Por falar em Damares, o Brasil verá, até com certo alívio e nos próximos dias, que ela não é nada louca. A humorista, que se diz íntima de Jesus Cristo – dele mesmo, o filho de Deus – e “mestra” em Direito Constitucional pela Faculdade Neopestecostal da Goiaba, vai tratar da sua própria sobrevivência política, já que o Senado é um lugar onde pouquíssimos bufões conseguiram sobressair, senão pela arlequinice. Sérgio Moro, que também se elegeu senador, é outro que já virou as costas para Bolsonaro, demonstrando em seus gestos, sempre contidos, um certo prazer vingativo, rancoroso, já que fora desancado pelo “excrementíssimo” depois que deixou o governo.
Pior para Bolsonaro, seus seguidores mais proctológicos, seu rebanho mais bovino, seus discípulos mais fanáticos compõem um grupo que, felizmente, não obteve sucesso eleitoral – alguns bateram na trave, é preciso reconhecer. Estão, portanto, em situação pior que a dele.
Com a família rachada e levando em conta a formação moral da “tropa”, ninguém irá se assustar quando os filhos deste casamento começarem a se digladiar com os daquele, quando a madrasta de um for acusada de alimentar uma relação edipiana com outro – tudo “em nome de Jesus”, é claro. A primeira-dama, espera-se, vai largar Bolsonaro no meio do salão da forma mais vil que se pode imaginar, alegando “diferenças inconciliáveis” e a necessidade de um tempo para se afastar da política e se reaproximar dele: Jesus Cristo – aquele com quem Damares bate altos papos, na goiabeira. Afinal, qualquer pessoa que já transou ao menos uma vez, na vida, sabe que a única virilidade que ela encontrou, neste infeliz matrimônio, foi a da advocacia bancada com dinheiro público.
São tantos que já abandonaram, seguem abandonando e irão, mais cedo ou mais tarde, abandonar Bolsonaro, que nem mesmo os generais de pijama, muito deles já alcançados pela senilidade em função da idade avançada, devem segurar a corda até o fim. O mais representativo desta classe “frotista” – alusão que faço a Sylvio Frota, general descompensado que tentou derrubar o próprio Castelo Branco, durante a ditadura – é Augusto Heleno. O militar que, não por um capricho do destino, foi ajudante de ordens (vulgo, secretário, menino de recados) do próprio Frota, durante este episódio desqualificante, é ministro-chefe de Segurança Institucional – não se pode esquecer. Espécie de Napoleão do hospício e sósia do mundialmente famoso Quasimodo, o “Corcunda de Notre-Dame”, Heleno é o único da claque cujo quadro psiquiátrico ensejaria a permanência canina ao lado de Bolsonaro.

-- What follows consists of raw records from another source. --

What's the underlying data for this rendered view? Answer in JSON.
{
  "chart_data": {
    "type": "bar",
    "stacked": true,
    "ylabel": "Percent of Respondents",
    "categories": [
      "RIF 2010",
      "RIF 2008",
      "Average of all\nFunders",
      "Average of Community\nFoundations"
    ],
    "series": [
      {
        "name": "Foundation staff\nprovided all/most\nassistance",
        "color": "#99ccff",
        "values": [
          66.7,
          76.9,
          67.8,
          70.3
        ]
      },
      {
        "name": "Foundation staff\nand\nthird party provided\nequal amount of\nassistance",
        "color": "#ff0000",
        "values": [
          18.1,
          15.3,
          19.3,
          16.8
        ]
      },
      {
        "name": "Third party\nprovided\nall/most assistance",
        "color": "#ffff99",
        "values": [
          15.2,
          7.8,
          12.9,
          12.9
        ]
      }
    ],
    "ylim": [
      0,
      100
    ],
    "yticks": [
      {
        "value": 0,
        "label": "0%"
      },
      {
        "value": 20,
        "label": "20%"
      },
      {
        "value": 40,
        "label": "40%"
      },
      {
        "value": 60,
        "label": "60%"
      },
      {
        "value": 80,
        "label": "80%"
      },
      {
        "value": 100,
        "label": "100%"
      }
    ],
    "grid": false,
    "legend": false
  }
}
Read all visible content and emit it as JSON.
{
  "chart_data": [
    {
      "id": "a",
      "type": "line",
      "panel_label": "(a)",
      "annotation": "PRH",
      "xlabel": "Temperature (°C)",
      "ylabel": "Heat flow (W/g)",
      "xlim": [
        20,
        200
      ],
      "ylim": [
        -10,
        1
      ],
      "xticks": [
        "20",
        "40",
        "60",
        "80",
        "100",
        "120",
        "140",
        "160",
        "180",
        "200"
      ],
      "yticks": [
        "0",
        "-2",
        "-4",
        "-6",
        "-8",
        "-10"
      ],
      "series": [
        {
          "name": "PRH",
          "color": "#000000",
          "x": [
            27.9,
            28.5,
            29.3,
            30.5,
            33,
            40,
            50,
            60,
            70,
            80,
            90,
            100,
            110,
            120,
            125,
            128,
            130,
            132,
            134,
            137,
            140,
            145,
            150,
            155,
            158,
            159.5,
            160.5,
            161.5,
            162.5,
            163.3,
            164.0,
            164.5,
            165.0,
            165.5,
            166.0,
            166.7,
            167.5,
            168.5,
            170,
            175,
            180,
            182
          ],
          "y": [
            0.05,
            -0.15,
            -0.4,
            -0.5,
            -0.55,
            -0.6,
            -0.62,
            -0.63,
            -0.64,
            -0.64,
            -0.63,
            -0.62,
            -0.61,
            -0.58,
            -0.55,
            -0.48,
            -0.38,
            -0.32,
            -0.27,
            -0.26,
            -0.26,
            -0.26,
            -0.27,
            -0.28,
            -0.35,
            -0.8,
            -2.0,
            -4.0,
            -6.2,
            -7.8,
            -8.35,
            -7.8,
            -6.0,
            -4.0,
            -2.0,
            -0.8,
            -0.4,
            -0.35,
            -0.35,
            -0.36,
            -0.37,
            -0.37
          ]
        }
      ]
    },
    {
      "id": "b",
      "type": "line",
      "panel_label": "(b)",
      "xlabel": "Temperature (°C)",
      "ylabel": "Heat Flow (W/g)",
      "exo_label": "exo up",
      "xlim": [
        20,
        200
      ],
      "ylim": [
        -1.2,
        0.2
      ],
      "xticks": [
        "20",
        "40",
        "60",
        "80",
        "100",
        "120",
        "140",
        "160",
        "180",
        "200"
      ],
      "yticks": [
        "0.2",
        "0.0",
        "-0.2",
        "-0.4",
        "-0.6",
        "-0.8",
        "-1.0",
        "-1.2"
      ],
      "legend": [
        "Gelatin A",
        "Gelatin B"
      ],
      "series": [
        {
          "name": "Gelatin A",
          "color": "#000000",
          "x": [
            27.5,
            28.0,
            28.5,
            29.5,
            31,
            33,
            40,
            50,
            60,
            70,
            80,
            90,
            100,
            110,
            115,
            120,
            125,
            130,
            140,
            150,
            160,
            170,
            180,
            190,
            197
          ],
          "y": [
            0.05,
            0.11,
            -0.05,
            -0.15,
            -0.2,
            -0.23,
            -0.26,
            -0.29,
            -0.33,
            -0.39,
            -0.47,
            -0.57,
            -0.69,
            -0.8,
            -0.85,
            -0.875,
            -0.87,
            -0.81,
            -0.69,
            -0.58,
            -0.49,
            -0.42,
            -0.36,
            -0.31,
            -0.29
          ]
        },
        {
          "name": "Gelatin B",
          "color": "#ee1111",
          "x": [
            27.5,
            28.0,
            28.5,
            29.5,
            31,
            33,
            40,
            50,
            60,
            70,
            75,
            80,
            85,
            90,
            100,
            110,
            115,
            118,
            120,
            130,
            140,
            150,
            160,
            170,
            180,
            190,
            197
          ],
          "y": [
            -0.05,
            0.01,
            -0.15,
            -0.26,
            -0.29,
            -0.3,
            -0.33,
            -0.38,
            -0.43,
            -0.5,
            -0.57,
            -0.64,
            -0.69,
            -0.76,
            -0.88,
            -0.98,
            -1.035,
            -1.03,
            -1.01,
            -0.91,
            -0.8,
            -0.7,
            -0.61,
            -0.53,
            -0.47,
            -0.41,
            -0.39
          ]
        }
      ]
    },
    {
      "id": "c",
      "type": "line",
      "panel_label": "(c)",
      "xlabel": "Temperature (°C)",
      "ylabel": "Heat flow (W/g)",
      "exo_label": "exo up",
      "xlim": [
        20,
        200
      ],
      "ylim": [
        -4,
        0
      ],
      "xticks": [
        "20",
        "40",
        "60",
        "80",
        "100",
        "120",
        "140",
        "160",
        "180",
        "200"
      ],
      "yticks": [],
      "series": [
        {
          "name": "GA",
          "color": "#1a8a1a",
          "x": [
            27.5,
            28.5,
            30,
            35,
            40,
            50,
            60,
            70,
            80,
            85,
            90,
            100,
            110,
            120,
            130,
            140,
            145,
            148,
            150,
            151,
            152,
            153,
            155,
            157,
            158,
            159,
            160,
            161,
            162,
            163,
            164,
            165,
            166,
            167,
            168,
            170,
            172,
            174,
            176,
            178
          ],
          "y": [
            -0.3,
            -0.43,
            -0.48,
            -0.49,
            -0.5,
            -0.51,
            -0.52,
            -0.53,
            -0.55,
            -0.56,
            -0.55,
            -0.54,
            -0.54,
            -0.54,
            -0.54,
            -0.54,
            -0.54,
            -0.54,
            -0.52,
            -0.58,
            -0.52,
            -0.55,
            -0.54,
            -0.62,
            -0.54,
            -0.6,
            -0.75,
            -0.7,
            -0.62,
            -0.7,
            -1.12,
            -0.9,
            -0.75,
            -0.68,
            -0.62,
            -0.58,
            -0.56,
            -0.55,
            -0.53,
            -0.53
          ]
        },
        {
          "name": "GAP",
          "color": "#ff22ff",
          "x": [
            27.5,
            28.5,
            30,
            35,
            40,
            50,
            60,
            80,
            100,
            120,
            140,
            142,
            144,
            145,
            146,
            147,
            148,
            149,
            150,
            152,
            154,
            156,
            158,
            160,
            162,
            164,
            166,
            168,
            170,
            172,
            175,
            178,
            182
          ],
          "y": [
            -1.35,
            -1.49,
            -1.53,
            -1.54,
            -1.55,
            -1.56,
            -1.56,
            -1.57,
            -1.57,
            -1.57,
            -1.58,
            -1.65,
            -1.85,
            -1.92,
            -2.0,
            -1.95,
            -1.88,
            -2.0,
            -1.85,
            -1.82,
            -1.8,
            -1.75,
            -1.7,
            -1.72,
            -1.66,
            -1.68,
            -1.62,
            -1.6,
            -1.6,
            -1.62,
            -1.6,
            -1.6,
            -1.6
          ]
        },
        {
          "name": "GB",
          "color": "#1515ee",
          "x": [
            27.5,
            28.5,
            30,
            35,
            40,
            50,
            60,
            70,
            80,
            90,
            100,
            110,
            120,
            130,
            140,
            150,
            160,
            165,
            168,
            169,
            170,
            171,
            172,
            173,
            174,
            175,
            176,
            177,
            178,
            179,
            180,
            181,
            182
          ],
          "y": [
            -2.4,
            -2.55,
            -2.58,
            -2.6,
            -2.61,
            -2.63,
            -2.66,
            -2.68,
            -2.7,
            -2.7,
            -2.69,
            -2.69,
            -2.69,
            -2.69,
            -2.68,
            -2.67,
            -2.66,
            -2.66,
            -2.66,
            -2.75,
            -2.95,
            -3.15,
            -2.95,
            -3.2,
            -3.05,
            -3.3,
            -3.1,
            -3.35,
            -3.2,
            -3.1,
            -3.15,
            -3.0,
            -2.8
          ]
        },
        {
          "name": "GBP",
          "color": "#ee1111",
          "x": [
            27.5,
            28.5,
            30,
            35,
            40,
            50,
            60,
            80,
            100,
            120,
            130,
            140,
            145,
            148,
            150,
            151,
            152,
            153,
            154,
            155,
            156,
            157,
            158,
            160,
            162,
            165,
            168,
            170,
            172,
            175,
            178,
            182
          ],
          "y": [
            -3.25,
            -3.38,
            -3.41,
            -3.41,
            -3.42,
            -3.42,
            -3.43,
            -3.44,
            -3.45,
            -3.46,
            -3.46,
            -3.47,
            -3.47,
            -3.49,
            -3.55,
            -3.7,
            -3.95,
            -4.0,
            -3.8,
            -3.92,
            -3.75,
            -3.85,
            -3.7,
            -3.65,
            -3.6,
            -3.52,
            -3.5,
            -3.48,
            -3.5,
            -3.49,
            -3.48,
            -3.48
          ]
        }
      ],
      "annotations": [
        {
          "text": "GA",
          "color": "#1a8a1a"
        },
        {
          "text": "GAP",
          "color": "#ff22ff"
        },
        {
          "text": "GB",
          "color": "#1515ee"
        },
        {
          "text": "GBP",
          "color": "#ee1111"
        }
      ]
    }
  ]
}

Fora ele, os outros já se foram, estão indo ou irão embora sem olhar para trás. Bolsonaro, que tanto desrespeitou mulheres, negros, mortos pela pandemia, ex-aliados e até mesmo o asfalto das ruas, já viu que não representa nada. Percebeu, em apenas 24 horas, que foi um paraquedista, uma marionete, um boneco de posto de gasolina da plutocracia, um tolo usado de escudo por Paulo Guedes e por aqueles que o indicaram ao futuro ex-presidente. Hoje, escondido, Bolsonaro revela sua indignidade aos que ainda teimam em apoiá-lo, prova que todo ditador, todo torturador é um frouxo, um impotente. Seu medo, sua fraqueza e seu acovardamento só encontrariam remédio, só teriam amparo, só poderiam ser tratados, solucionados, pelo suicídio.
Mas até mesmo o autoextermínio, a autodestruição, necessita de destemor, de dignidade em muitos casos. Mas não, Bolsonaro tem que viver para notar, a cada dia, a cada semana, a cada mês o desprestígio, a depreciação e, por fim, a indiferença com que seu nome será devolvido para o esgoto miliciano. Porque, como disse seu próprio “amigo” Silas Malafaia, Deus o escolheu por ser “vil”, pelo “pouco valor”. Aleluia!!!!!